«Валгаллы белое вино…» | страница 43
Отдельные стихи «Оды» ритмически и лексически перекликаются с некоторыми строками Тютчева. У Мандельштама — «полнеба охватил костер» (ст. 42), у Тютчева — «полнеба обхватила тень» («Последняя любовь»; 2003: II, 59). Согласно Е. А. Тоддесу (1974: 85), Мандельштам вызывает в памяти читателя один из любимых тютчевских образов радуги, молнии, зари, охватывающей полнеба (тютчевские стихотворения «Как неожиданно и ярко…», «Прекрасный день его на западе исчез…» и др.). Активизация тютчевских реминисценций произошла у Мандельштама, скорее всего, при посредничестве того же Иванова. В статье «Ницше и Дионис» Иванов говорит о бесчисленных радугах, «которыми опоясывает и опламеняет душу преломление в ней дионисийского луча» (Иванов 1994: 29).
В то же время Мандельштам не удовлетворился подачей Бетховена через Вячеслава Иванова. Он вставляет бытовые детали и другие нюансы биографии Бетховена, то есть проделывает своего рода «акмеизацию» символистского объекта. Сходная детализация и привязка к конкретно-исторической ситуации прослеживалась и в «Бахе». Конкретные детали вызывают у Мандельштама исторические ассоциации (раздробленность Германии), которые с символистской точки зрения неуместны и действуют принижающе, «заземляя» творческий экстаз Бетховена.

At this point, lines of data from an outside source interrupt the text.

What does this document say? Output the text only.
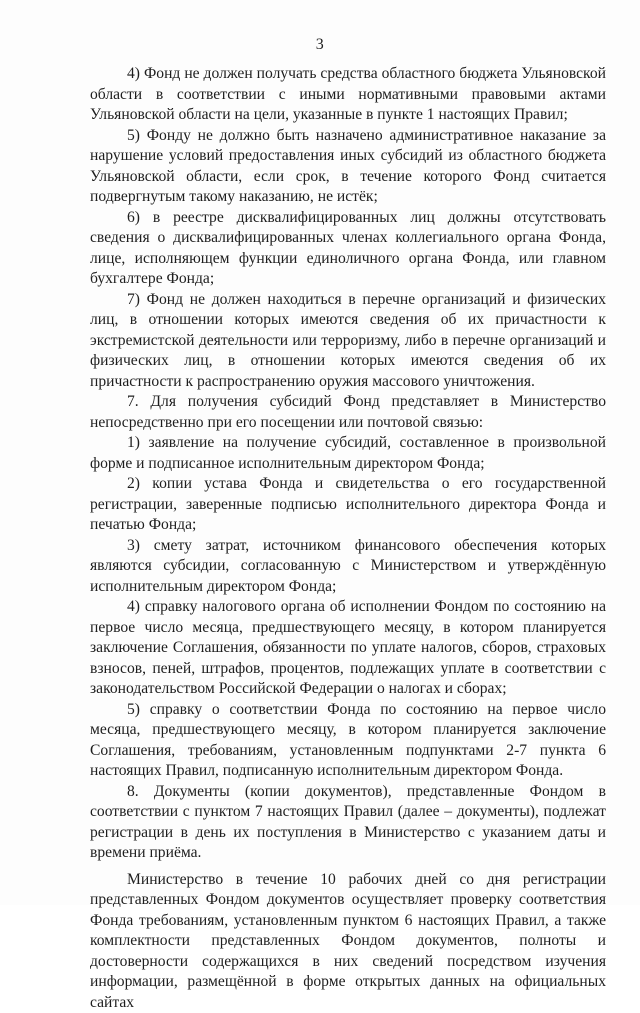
3

4) Фонд не должен получать средства областного бюджета Ульяновской области в соответствии с иными нормативными правовыми актами Ульяновской области на цели, указанные в пункте 1 настоящих Правил;

5) Фонду не должно быть назначено административное наказание за нарушение условий предоставления иных субсидий из областного бюджета Ульяновской области, если срок, в течение которого Фонд считается подвергнутым такому наказанию, не истёк;

6) в реестре дисквалифицированных лиц должны отсутствовать сведения о дисквалифицированных членах коллегиального органа Фонда, лице, исполняющем функции единоличного органа Фонда, или главном бухгалтере Фонда;

7) Фонд не должен находиться в перечне организаций и физических лиц, в отношении которых имеются сведения об их причастности к экстремистской деятельности или терроризму, либо в перечне организаций и физических лиц, в отношении которых имеются сведения об их причастности к распространению оружия массового уничтожения.

7. Для получения субсидий Фонд представляет в Министерство непосредственно при его посещении или почтовой связью:

1) заявление на получение субсидий, составленное в произвольной форме и подписанное исполнительным директором Фонда;

2) копии устава Фонда и свидетельства о его государственной регистрации, заверенные подписью исполнительного директора Фонда и печатью Фонда;

3) смету затрат, источником финансового обеспечения которых являются субсидии, согласованную с Министерством и утверждённую исполнительным директором Фонда;

4) справку налогового органа об исполнении Фондом по состоянию на первое число месяца, предшествующего месяцу, в котором планируется заключение Соглашения, обязанности по уплате налогов, сборов, страховых взносов, пеней, штрафов, процентов, подлежащих уплате в соответствии с законодательством Российской Федерации о налогах и сборах;

5) справку о соответствии Фонда по состоянию на первое число месяца, предшествующего месяцу, в котором планируется заключение Соглашения, требованиям, установленным подпунктами 2-7 пункта 6 настоящих Правил, подписанную исполнительным директором Фонда.

8. Документы (копии документов), представленные Фондом в соответствии с пунктом 7 настоящих Правил (далее – документы), подлежат регистрации в день их поступления в Министерство с указанием даты и времени приёма.

Министерство в течение 10 рабочих дней со дня регистрации представленных Фондом документов осуществляет проверку соответствия Фонда требованиям, установленным пунктом 6 настоящих Правил, а также комплектности представленных Фондом документов, полноты и достоверности содержащихся в них сведений посредством изучения информации, размещённой в форме открытых данных на официальных сайтах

Возникает вопрос, почему после явно акмеистических стихотворений 1912–1913 годов в «Оде Бетховену» произошел такой ярко выраженный взрыв символистской риторики. Дело, по-видимому, в том, что уже во второй половине 1913-го — начале 1914 года поэтологические споры между участниками Цеха поэтов и их бывшими учителями стихают. Полемический тон, который использовался на стадии утверждения нового литературного течения, себя уже оправдал и исчерпал. Перемирие с символистами (и другими литературными группировками) было связано и с началом войны, которая консолидировала враждующие литературные лагеря: «мелкие» эстетические разногласия меркли перед лицом великих исторических событий[69]. Глава Цеха, Н. Гумилев, заботившийся об «акмеистической морали» своих соратников и учеников, ушел добровольцем на фронт. В 1914 году Мандельштам слушает курс лекций Вячеслава Иванова «От Канта к Круппу» (Лекманов 2004: 54) и, судя по всему, вновь попадает под обаяние своего бывшего учителя. Как показывают почти дословные ивановские реминисценции в «Оде Бетховену», Мандельштам перечитывал его статьи и стихотворения. В то же самое время Мандельштам был охвачен патриотической эйфорией: в декабре 1914 года, то есть в момент создания оды, он уехал в Варшаву с намерением получить место военного санитара, однако эта попытка не удалась. Отголоски этого патриотического энтузиазма ощущаются и в «Оде Бетховену».